TYLER, Texas (KLTV) - On Monday evening, Robert Denton was crossing State Highway 154 to get his mail.
“He was walking across the street to the mailbox and tripped and fell and was knocked unconscious,” said Cindy Guyon, Robert’s daughter. “The first car, luckily, saw him fall, but the second car was angry because she slammed on her brakes and he flew around her.”
Guyon saw the incident happen and said they’ve been trying to get the mailboxes on their street moved for a while now.
“We’ve tried to get the mailboxes moved, but they aren’t interested unless they took a petition,” said Guyon. “He asked for all the mailboxes on this side to be moved, but the post office said a petition would be the only way to do it.”
She posted on Facebook about the incident and learned of many others on the same highway having the same issues; including Debra and Eddie Strachan.
“He walked up the hill and fell right in the middle of the road,” said Debra. “Fortunately, he wasn’t unconscious or anything, he was able to get himself up before any traffic came through.”
Debra said they’ve both gotten notes of medical hardship from their doctors requesting the mailboxes be moved to their side of the highway and given them to the post office.
But, they said nothing has been done for almost two years.
“If that is a possibility, which it must be, why can’t a carrier go up one side and down the other and if that can’t be done I don’t understand why the hardship case has to take so long and why it’s not being acted upon,” said Debra. “We’ve gone through their process, what they’ve requested and they haven’t acted on it.”
In February of last year, Debra’s next door neighbor died while crossing to get the mail.
“Bella and I had gone to the end of the driveway so she could check the mail and she got out of the truck to check the mail,” said Deanna Smith, Debra’s nest-door neighbor. “She never looked and she was hit by a car.”

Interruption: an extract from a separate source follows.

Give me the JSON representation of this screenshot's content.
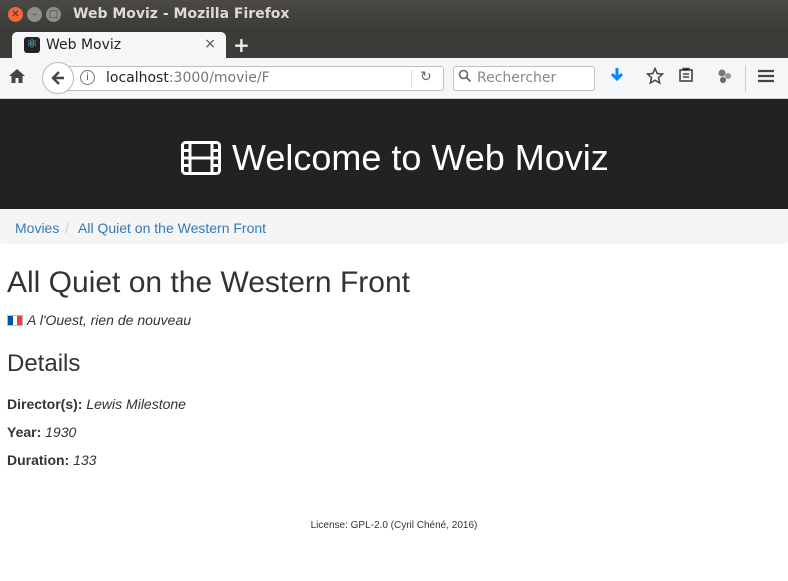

Smith said no one was really at fault in her daughter’s death, so it was forgivable, but she said often it isn’t an accident.
“We can’t predict what the person driving the car is doing and we go to cross that road and somebody isn’t paying attention it puts our lives in jeopardy,” said Smith. “So, I wish and hope they can do something to protect that.”
Smith said she understands moving the mailboxes may add some extra work to the mail carriers, but she hopes the post offices will prioritize the safety of the homeowners.
Guyon said she and her family are going to start a petition to have the mailboxes moved by their house in Big Sandy.
Debra and her husband plan to go to their congressman next, if the petition doesn’t help out.